炎神戦隊ゴーオンジャー第十六話

東映炎神戦隊ゴーオンジャー」。
第十六話「名誉バンカイ」。武上純希脚本。中澤祥次郎監督。
先週から今週にかけての二話にわたり物語は転換点を迎えつつあると見受ける。云うまでもなく、吾等が炎神戦隊ゴーオンジャーの体制を変更させ得る第三の勢力として、空を飛行する二体の炎神「ウイング族」が出現したからだ。彼等は今のところまだゴーオンジャーの味方ではないが、敵ではないことだけは既に判明している。蛮機族ガイアークを敵とする炎神である一点において間違いなく同志であるからだ。

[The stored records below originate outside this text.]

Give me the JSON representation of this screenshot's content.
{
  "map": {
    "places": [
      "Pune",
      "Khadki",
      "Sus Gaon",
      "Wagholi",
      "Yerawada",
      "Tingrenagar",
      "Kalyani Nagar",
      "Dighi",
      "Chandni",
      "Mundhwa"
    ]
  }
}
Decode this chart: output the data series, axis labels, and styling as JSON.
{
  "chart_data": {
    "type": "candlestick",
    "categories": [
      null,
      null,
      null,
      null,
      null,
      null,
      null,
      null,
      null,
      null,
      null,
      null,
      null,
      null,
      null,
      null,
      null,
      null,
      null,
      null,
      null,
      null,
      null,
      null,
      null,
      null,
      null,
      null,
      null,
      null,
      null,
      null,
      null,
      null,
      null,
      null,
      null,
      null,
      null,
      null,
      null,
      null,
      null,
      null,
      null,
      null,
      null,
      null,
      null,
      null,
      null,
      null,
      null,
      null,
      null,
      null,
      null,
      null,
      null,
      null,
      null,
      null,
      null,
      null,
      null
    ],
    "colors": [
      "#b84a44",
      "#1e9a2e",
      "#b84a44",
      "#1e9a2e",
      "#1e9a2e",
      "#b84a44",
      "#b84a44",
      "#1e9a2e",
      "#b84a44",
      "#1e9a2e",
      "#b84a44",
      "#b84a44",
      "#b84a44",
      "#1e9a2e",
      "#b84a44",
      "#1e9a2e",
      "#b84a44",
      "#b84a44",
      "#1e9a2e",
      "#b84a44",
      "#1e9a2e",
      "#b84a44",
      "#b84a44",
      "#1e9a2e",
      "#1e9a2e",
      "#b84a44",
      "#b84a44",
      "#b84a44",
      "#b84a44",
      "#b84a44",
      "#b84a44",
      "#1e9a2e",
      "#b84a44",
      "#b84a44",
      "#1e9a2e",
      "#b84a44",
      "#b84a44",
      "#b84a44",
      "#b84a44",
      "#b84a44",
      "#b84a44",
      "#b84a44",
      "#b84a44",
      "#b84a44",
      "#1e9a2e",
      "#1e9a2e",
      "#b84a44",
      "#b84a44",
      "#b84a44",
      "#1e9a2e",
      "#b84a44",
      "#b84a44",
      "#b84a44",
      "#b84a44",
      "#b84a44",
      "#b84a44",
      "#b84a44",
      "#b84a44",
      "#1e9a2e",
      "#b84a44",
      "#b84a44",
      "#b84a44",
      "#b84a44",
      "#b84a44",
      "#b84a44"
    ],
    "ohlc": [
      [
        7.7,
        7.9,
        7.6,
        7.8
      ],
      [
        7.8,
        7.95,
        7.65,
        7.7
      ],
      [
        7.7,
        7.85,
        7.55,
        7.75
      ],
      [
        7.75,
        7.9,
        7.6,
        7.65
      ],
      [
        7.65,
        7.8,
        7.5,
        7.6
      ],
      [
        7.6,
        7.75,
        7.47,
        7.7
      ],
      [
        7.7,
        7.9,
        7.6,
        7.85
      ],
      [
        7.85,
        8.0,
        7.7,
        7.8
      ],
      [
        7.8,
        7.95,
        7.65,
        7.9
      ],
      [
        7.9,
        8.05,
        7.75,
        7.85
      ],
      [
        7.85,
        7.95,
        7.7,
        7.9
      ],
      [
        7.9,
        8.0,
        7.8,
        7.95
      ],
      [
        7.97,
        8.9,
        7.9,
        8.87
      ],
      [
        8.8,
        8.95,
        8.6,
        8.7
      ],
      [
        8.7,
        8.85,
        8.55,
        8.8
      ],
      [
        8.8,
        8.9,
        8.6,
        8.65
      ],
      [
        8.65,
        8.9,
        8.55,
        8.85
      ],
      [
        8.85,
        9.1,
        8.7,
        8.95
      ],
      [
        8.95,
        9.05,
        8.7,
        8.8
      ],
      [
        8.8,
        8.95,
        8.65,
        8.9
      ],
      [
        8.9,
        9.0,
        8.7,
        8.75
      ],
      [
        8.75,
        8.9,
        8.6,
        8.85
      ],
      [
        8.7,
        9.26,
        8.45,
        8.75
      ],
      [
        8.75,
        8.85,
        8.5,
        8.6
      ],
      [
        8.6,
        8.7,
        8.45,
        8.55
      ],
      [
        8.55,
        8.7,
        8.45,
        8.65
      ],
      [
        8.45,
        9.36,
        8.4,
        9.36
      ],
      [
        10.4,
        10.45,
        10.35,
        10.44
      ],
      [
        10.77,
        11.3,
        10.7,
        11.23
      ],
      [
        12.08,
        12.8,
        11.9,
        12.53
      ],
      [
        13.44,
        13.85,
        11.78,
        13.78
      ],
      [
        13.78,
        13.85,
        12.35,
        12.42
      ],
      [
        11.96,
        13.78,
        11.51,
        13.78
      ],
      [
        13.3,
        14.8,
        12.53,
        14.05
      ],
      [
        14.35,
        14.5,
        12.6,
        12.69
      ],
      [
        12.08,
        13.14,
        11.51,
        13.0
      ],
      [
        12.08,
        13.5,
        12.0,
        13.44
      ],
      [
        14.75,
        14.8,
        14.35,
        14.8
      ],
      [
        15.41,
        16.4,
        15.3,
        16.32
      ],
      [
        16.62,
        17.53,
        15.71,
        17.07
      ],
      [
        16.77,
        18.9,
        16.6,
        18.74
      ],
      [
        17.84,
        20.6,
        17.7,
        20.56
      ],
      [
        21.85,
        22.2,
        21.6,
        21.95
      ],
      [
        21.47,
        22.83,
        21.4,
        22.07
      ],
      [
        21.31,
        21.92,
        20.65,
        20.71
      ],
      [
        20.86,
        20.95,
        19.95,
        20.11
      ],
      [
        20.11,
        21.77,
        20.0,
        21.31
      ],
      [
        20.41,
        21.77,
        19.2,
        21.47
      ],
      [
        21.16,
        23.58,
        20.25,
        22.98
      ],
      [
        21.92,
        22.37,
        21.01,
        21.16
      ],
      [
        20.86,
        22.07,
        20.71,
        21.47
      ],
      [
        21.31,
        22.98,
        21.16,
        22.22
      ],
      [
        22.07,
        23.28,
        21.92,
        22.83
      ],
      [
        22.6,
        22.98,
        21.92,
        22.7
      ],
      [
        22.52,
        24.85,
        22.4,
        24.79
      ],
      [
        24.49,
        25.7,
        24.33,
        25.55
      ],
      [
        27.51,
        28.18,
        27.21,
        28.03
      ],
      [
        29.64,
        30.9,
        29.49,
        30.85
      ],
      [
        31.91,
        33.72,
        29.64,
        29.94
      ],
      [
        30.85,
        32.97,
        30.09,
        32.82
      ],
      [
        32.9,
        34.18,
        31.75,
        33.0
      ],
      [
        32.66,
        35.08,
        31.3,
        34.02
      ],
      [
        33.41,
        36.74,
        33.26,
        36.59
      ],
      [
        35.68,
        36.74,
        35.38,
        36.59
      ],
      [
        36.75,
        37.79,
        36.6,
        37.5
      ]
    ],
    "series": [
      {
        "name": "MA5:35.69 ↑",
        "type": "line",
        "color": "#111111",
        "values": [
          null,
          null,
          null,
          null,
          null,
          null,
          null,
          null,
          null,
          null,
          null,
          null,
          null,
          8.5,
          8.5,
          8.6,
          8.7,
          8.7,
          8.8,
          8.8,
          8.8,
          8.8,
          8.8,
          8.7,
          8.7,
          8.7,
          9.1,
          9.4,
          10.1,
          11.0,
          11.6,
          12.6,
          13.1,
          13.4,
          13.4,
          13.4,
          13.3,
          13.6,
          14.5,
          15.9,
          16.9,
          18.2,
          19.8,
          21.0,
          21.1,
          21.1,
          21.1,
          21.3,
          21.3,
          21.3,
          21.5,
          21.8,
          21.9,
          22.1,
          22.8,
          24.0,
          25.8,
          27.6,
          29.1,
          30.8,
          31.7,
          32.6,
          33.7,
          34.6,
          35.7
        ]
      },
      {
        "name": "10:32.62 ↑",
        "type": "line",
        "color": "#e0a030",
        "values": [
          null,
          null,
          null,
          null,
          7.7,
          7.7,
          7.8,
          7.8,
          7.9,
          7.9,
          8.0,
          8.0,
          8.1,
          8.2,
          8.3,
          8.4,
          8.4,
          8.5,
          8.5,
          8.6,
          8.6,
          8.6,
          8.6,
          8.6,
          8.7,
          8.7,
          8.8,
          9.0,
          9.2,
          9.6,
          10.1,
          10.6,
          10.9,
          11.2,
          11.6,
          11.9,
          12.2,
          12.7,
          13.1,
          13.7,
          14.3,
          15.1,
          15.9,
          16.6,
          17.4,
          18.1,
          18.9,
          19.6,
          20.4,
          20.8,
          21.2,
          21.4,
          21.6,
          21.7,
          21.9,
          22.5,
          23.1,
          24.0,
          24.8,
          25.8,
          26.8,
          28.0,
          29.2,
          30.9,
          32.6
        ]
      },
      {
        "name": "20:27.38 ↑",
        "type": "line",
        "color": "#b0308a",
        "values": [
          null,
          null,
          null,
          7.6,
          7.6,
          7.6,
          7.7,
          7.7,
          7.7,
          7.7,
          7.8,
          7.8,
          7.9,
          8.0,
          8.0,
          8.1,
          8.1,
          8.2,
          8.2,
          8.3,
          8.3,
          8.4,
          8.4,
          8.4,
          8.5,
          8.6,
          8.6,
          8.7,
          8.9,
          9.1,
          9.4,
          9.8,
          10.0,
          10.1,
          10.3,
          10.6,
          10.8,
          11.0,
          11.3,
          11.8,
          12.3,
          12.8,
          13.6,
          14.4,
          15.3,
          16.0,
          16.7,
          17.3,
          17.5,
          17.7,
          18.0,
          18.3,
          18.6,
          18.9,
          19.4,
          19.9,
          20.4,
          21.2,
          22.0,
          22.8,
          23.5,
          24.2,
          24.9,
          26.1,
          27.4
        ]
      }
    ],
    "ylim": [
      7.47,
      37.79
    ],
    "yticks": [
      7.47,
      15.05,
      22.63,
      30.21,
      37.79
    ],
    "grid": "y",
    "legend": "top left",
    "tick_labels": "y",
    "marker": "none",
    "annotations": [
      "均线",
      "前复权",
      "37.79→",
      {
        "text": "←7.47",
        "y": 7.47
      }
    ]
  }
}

他方、蛮機族ガイアークの側も一つの転換点を迎えつつある可能性はないだろうか。害地大臣ヨゴシュタイン(声:梁田清之)の忠実な配下、害地副大臣ヒラメキメデス(声:中井和哉)の参入が、これまでの「三大臣」体制に微妙な変化を与えつつあるように見受けるからだ。これまで三大臣は、仲よくケンカをしながら、所謂「勢力の均衡」を保ってきていたように思う。しかしヒラメキメデスがヘルガイユ宮殿へ入城したことは、ヨゴシュタインの立場を強くして三大臣間の権力の均衡関係を崩し、自ずから他の二大臣を苛立たせざるを得ないだろう。ここにおいて特に見落とせない点は、三大臣の一人、害水大臣ケガレシア(及川奈央)と、ヒラメキメデスとの間に確執のあることだ。ヒラメキメデスに不信感を抱いているのはケガレシアばかりではなく、害気大臣キタネイダス(声:真殿光昭)も同じだが、対するヒラメキメデスは、ケガレシアを内心では軽蔑しているのが見て取れるのだ。もっとも、三大臣中ケガレシアだけを軽く見ているのか、それともキタネイダスをも軽く見ているのか、それとも案外、ヨゴシュタインに対してさえ、本心では忠誠を尽くすつもりもないのかは定かではない。ゴーオンジャーの手強い敵であるヒラメキメデスは、実は蛮機族ガイアーク三大臣にとっても厄介な存在になる恐れがないだろうか。そうした予感を抱かせる先週と今朝の二話だったと思う。
ともあれ、ゴーオンジャー五人衆の言動は今回も楽しかった。
今回の敵は害水大臣ケガレシアの配下、蛮機獣オイルバンキで、その主な攻撃はオイルで「摩擦力ゼロ」状態を作って向かう者たち皆を滑らせることにあった。その攻撃を封じるためゴーオンレッド江角走輔(古原靖久)が発案した反撃の方法は、巨大で強力な清掃用具「ゴーオンモップ」で、オイルバンキの発したオイルを全てキレイに拭き取ることにあったのだ。走輔の発想に基づいてそれを開発したのはもちろん、ゴーオンブルー香坂連(片岡信和)。開発も何も、単なるモップにしか見えないのだが、そもそもオイルバンキの戦法が単純なので、反撃の方法も単純でよいのだ。分かり易さが心地よい。
オイルバンキは最初から「産業革命」をして出現し(所謂「最初からクライマックス」状態)、二度目の出現の際には「再び」の「産業革命」を経て「第二次産業革命」をも展開してみせた。この「第二次産業革命」を惹き起こしたのはヒラメキメデスの「ヒラメキ」によるものだったが、それを実現させる際の決め台詞は「ヒラメキメデス、これで決めです」。何だか先週のゴーオングリーン城範人(碓井将大)の「ヒラ・キメキメデス」と大差ないではないか。
蛮機獣の台詞は毎回かなり面白いが、今回のオイルバンキの台詞にも楽しいのが多かった。ゴーオンジャーをオイルでツルツル滑らせて止めを刺すときの「ドリームズカムツルー」とか、「第二次産業革命」の力で空を飛行していたところをゴーオンジャーに引き摺り下ろされたときの「ひとの足ひっぱるような真似をしちゃいかんぞ」とか、落ちたときの「翼の折れたエンジェルじゃないツル」とか、最期の瞬間の「ツルは千年て嘘ツルー!カメ」とか。